Oregon’s Attorney General and two of the state's largest universities are part of a pair of lawsuits attempting to block a new federal rule they say will harm international students.
The Trump administration announced that visas for international students would be revoked unless they attend primarily in-person classes during the fall semester.
Normally, such students are required to receive most of their instruction on-campus, but the rule was suspended in the spring as U.S. colleges shifted to remote learning due to the coronavirus. With plans for the upcoming academic year in flux, the federal government said they’d no longer waive the rule.
Oregon Attorney General Ellen Rosenblum, as well as leaders at Oregon State University and the University of Oregon, say the decision could jeopardize the status of more than 10,000 students in the state.
The schools and the Attorney General have joined a pair of multi-state, multi-school lawsuits seeking an injunction.
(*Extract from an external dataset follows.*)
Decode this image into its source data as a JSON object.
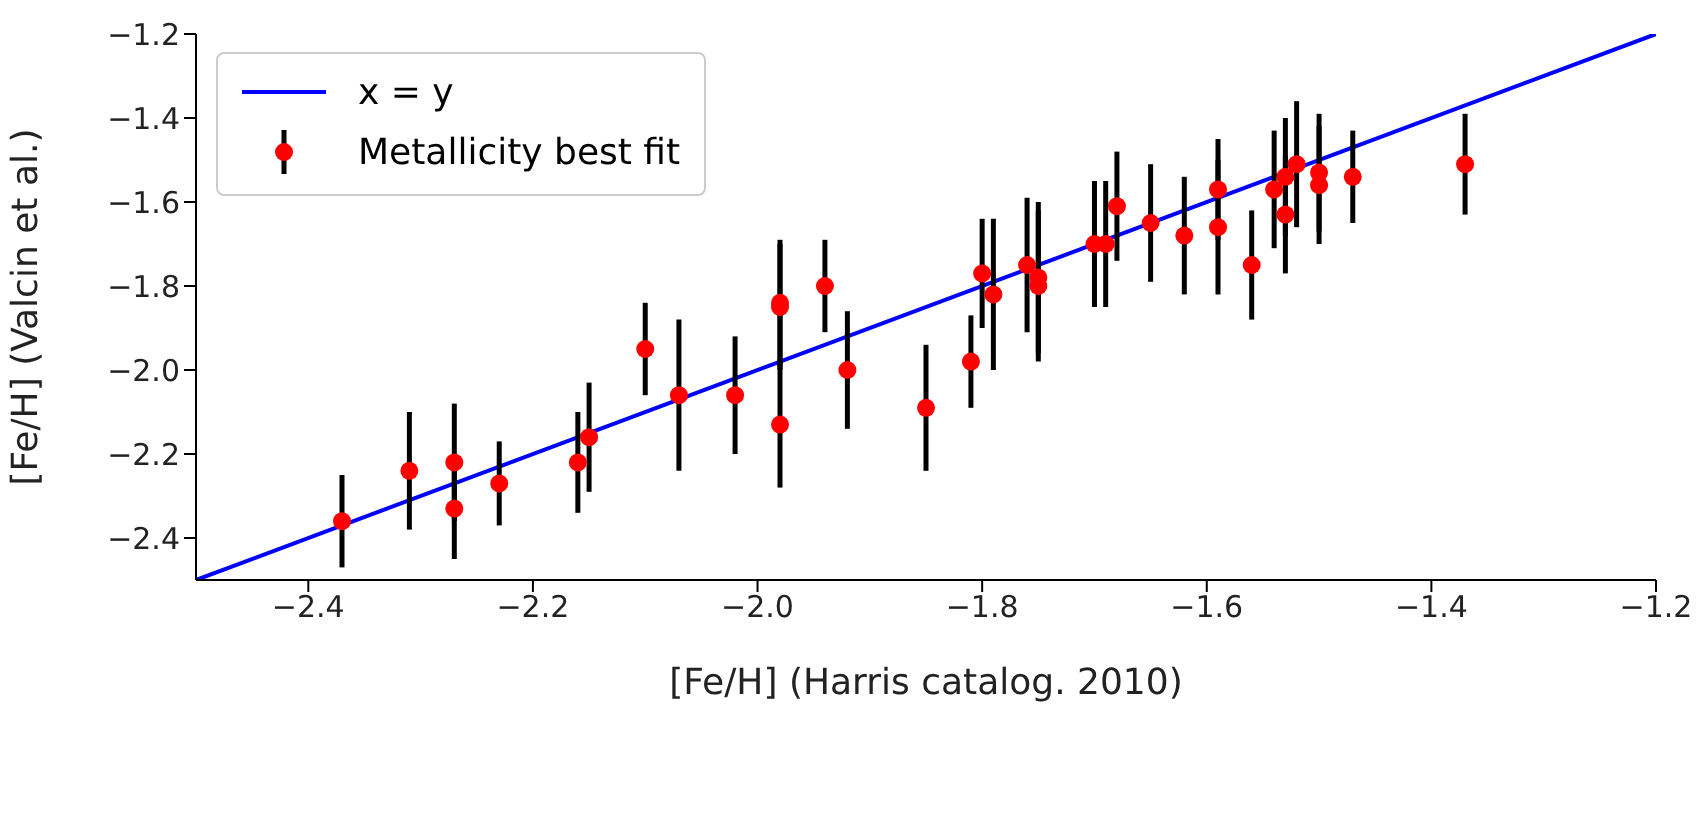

They say the requiring in-person classes could put the health of international students at risk.
“If we do not quickly stop this rule from going into effect, our higher education system will be dramatically changed," said Rosenblum. "Thousands of Oregon international students who are supposed to start classes in a few weeks will risk deportation, and may lose entirely their access to education in the United States."
"If enacted, the federal order will force students to return to their home countries during a global pandemic and to relocate to their home countries – many of which have unstable political and public health conditions," said OSU president F. King Alexander.
OSU and the U of O, along with Western Oregon University, are also among 180 schools that filed an amicus brief last week in support of a separate lawsuit filed by Harvard and MIT.